Talvez para benefício do leitor, dá-se o rol dos acontecimentos e fazem-se as citações necessárias. Logo no Boletim Oficial n.º 1, de 3 de janeiro, o Governador Schulz dá louvores a dois agentes da PIDE, aqui sim, convém transcrever logo:
“O atentado terrorista, levado a cabo em 1 do passado mês de novembro, na tabanca de Morocunda, em Farim, por elementos então desconhecidos, motivou a deslocação de uma brigada da PIDE àquela vila, a fim de se proceder às averiguações necessárias para a descoberta dos criminosos.
Foram árduas e extremamente difíceis as investigações, não só pela falta de indícios, como também pelas massas autóctones, em estado de choque devido à explosão e seus efeitos, se recusara a prestar declaração, o estar convencida que o atentado fora perpetrado por brancos.
Só houve a suavizar as dificuldades criadas por meio tão hostil, a franca e leal colaboração dada pelas tropas locais, a cujo apoio moral e material se deve, em grande parte, o êxito obtido.

Foram estas que nos cederam os locais para concentrar os detidos por suspeita e as dependências para os interrogatórios, alimentaram os presos e ainda facilitaram a nossa tarefa muito contribuindo para a descoberta dos criminosos.
A atuação do pessoal desta Polícia, também merece especial relevo dado que foi graças ao seu inexcedível zelo, competência, espírito de sacrifício e vontade de bem servir, que se descobriram os autores do crime e uma vasta e bem organizada rede de elementos do PAIGC que tudo prepararam e mais projetavam fazer.”

Em sequência, foram louvados um chefe de Brigada e quatro agentes de 2.ª classe, que vêm perfeitamente identificados no Boletim Oficial.

No Boletim Oficial n.º 2, de 8 de janeiro, publica-se a Portaria n.º 1767, que estipula que durante o ano de 1966 é autorizada a isenção de direitos na importação de arroz.
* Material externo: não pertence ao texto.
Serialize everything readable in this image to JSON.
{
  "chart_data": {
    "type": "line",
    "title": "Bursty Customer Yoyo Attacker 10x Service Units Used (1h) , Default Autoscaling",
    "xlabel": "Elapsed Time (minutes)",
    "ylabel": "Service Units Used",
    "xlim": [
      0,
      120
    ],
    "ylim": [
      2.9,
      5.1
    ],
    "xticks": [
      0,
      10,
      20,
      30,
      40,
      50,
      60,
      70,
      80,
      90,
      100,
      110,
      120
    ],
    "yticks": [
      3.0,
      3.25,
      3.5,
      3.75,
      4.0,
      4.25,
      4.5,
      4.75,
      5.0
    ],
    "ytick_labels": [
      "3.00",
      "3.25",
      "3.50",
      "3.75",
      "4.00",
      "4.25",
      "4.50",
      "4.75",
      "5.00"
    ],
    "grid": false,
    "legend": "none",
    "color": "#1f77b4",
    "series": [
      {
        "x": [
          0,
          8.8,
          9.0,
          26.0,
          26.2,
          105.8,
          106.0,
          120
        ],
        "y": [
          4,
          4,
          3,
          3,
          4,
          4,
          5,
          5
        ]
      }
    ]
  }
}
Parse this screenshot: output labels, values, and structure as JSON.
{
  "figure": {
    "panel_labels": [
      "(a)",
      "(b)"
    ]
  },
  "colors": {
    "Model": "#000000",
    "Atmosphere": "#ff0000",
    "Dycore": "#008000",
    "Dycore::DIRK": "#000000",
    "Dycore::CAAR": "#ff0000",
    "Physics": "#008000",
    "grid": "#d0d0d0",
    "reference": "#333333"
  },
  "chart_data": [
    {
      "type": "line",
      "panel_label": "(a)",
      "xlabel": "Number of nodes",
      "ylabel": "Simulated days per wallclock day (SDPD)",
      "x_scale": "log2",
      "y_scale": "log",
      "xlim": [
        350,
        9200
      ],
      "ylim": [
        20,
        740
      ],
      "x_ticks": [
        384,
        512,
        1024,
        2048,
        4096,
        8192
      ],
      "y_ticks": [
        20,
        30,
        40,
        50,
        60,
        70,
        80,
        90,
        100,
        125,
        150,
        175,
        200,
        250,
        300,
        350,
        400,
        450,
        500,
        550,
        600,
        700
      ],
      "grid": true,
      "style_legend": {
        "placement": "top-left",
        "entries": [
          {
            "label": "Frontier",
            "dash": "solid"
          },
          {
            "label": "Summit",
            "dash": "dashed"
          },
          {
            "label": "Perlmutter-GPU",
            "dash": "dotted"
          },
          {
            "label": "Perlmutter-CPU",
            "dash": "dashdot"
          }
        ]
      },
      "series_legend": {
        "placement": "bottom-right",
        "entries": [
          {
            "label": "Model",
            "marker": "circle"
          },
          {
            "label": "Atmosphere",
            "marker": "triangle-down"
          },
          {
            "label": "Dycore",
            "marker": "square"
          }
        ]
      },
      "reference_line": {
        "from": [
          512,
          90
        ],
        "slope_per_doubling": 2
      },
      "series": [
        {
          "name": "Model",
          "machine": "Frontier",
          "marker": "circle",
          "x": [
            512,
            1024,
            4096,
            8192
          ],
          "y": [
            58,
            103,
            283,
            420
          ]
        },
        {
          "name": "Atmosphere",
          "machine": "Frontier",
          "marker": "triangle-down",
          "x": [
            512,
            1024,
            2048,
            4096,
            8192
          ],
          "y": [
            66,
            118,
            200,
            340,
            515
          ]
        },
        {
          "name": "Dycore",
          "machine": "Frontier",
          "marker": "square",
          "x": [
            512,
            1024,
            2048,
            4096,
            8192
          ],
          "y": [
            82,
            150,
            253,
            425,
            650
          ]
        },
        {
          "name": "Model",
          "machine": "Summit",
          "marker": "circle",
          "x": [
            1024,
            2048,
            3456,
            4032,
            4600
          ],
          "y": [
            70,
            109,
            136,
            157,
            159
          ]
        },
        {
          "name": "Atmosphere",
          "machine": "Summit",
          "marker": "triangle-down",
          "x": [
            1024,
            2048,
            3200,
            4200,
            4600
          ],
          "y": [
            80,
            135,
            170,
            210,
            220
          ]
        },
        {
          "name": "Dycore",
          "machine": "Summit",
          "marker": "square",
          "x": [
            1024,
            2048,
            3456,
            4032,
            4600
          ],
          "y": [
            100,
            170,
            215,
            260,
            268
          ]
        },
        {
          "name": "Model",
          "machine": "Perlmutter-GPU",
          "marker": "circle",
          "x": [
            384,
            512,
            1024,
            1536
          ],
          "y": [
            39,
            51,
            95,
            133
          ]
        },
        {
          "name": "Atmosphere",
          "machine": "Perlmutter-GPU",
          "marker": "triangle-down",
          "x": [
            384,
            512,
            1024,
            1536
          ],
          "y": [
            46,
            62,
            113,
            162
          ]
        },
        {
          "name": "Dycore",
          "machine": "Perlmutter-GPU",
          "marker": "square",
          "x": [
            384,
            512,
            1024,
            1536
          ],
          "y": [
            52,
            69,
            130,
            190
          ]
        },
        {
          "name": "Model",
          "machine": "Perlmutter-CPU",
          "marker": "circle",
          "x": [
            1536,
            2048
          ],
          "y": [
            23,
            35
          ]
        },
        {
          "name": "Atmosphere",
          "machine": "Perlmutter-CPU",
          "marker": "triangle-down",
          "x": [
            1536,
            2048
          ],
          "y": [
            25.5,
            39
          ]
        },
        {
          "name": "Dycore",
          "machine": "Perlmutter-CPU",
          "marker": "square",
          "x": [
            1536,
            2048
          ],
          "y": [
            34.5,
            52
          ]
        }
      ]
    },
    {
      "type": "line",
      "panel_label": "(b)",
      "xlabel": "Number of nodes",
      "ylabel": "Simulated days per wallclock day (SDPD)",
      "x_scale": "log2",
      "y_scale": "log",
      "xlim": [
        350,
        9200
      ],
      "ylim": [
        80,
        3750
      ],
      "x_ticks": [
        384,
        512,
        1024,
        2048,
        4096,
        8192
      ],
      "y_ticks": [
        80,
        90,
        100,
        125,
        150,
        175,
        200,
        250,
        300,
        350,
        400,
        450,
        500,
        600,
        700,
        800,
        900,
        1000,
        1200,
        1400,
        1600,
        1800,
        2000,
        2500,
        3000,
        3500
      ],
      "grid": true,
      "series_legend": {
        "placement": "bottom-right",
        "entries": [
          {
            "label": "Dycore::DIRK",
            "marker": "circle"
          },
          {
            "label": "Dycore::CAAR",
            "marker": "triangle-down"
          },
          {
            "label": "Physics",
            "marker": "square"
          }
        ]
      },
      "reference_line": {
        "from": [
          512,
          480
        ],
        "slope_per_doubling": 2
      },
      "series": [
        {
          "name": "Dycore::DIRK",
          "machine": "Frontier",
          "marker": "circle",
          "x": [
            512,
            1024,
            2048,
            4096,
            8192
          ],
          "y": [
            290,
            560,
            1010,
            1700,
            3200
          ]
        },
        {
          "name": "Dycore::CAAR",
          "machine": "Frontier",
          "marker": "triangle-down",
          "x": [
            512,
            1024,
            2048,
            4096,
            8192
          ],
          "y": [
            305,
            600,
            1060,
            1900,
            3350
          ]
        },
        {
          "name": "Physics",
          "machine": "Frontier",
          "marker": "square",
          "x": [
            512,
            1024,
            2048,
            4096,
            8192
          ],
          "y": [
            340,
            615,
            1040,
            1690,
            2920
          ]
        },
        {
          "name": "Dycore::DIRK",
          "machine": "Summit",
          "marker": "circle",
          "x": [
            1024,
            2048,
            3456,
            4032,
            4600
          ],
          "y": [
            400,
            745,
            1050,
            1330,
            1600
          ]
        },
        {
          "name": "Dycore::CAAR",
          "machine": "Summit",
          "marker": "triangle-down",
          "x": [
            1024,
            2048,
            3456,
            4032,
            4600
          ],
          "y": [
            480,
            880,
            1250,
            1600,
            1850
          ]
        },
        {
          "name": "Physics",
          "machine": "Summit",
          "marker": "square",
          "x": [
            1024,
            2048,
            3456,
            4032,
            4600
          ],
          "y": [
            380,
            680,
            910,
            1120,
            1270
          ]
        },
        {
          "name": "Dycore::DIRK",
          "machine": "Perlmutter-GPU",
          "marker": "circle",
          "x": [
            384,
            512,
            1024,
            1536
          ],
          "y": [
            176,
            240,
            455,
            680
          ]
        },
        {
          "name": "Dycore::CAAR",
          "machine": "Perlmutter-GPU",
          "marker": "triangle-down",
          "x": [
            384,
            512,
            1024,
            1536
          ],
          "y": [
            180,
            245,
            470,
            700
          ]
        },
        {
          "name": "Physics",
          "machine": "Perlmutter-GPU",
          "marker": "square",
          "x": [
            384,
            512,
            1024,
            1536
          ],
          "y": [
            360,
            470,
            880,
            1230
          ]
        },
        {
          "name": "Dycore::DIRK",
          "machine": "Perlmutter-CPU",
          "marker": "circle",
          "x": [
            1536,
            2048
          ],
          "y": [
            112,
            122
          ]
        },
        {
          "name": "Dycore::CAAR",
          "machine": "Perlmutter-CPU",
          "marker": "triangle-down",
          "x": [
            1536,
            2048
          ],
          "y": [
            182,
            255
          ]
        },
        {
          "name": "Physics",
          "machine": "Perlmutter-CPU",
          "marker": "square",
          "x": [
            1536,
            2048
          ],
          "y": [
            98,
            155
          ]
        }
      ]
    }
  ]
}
Em termos nacionais, o Governo decidira melhorar os vencimentos dos militares do Exército, Armada e Força Aérea. Dá-se igualmente reforço de verbas inscritas na tabela de despesa do orçamento privativo das forças terrestes ultramarinas em vigor na Província da Guiné. Ficamos a saber que pelo Decreto-Lei n.º 46826 foi instituído o Serviço Postal Militar; também pelo Decreto n.º 46796, do Ministério do Ultramar, é aprovada a renovação do contrato para pesquisa e exploração com a Esso Exploration Guiné Inc., celebra-se um novo contrato que consta no Boletim Oficial n.º 6, de 5 de fevereiro.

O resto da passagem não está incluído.